As I recall my own childhood, spent on a cotton farm in the Southwestern United States, I imagine sharing it with younger generations, or even city dwellers who have no idea what it was like to start working and learning to drive at seven years of age. An almost never-ending routine of milking cows, feeding pigs, chickens, and rabbits, and working in fields filled much of my childhood until the age of twelve.
Fortunately, there was the magic of children’s imagination, magic that helped lessen the long days of monotonous chores. We made frequent excursions to other lands and other planets when we were not working. We were pirates, space travelers, cowboys, and even vampires. Our older sister read books to us, including the original Oz books and Tom Sawyer, and our mother and aunts and grandmother shared stories from their childhoods and tales about the Old West. The typical family vacation was a yearly camping trip to distant pine-covered mountains, where ghost stories were told around the campfire!

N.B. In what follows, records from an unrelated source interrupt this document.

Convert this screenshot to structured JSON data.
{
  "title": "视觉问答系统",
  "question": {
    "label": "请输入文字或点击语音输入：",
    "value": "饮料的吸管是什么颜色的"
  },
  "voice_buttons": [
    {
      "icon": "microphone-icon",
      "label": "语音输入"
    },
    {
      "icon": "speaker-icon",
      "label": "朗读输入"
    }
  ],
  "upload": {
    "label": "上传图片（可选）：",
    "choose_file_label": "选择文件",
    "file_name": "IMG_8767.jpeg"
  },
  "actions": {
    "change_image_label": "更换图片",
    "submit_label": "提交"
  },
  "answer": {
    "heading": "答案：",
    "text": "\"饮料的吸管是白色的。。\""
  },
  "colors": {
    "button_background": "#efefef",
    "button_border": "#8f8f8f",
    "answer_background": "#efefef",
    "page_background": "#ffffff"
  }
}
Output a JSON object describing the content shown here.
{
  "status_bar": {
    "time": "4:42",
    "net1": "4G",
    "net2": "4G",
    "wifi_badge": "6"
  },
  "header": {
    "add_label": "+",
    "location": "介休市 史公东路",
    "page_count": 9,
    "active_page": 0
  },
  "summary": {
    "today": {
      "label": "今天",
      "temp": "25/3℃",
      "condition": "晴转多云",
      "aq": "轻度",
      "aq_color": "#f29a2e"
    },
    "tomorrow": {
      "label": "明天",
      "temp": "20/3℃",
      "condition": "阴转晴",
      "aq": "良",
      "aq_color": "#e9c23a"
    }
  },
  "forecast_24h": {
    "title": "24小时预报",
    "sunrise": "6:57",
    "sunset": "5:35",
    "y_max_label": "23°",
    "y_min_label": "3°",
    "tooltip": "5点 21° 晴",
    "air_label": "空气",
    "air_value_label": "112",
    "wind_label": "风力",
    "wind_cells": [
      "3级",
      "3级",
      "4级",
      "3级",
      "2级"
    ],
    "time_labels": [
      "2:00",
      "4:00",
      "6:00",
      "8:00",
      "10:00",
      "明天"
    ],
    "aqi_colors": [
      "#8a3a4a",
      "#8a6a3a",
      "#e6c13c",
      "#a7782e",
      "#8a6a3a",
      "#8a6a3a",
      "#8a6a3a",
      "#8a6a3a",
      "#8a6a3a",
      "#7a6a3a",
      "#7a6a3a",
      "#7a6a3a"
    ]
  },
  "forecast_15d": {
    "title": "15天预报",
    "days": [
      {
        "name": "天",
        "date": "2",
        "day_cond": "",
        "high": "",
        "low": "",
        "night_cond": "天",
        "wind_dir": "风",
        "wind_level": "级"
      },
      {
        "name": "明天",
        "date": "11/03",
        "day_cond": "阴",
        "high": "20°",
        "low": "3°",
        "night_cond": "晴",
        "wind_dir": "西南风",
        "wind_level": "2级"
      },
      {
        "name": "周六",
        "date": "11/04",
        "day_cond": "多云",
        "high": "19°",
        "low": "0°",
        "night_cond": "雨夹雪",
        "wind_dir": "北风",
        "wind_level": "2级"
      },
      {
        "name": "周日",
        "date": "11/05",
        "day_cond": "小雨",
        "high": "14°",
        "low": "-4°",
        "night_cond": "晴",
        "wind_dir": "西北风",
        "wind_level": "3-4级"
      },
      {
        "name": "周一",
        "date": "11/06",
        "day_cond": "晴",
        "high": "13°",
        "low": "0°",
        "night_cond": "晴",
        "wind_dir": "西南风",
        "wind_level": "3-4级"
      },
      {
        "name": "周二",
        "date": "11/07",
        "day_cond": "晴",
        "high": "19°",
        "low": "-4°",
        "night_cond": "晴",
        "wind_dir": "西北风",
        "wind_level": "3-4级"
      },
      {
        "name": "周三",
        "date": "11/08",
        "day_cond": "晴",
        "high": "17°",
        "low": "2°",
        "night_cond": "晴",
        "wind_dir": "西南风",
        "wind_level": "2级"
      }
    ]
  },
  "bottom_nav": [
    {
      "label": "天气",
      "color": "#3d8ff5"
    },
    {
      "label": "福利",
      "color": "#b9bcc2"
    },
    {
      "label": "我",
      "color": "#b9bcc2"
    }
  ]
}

Sadly, after seven years, my father had to sell our beloved farm when a devastating hailstorm destroyed our crops. Life changed within a few short months. There were no longer constant chores, but the memories of our life on the farm hung thickly around me, as comforting as a blanket on a chilly night. My brother and I continued to work on other farms, but the magic was gone.
As decades passed, sharing innocence, magic, and children’s experiences on the farm became my obsession. A few years ago, I impulsively wrote a story that became an experiment in writing a memoir as fiction. It was about a brother and sister duo I knew in first grade. They were probably twins whom I only remember through poignant yet foggy memories. They moved away very suddenly, and I never knew why, so I invented a reason which is explained through a series of fantastical stories rooted in real-life and told by the sister, Rosie. Interspersed throughout the stories and tying in with Rosie’s stories are brief yet genuine vignettes from my relationship with my older brother and other family members.
This experiment led me to begin writing a sequel, more or less. I decided to mix in fantastical elements and change the sequence of important events and embellish them while maintaining their basic details and lessons. In short, I would fictionalize them; I would still be the narrator, but I would be telling them from my very imaginative ten to twelve-year-old point-of-view. I also decided to intermix them with short poems or poetic fragments that I had written to emphasize or illustrate the urgency or poignancy of those years. It is still a work in progress.
No, I did not invent the idea of telling true events as fiction. Writers have used this same strategy virtually since time immemorial. What would many television series and movies be like without this inventive writing device? So, if you are considering writing a memoir, writing it as fiction may appeal to you as well, making it more readable and entertaining.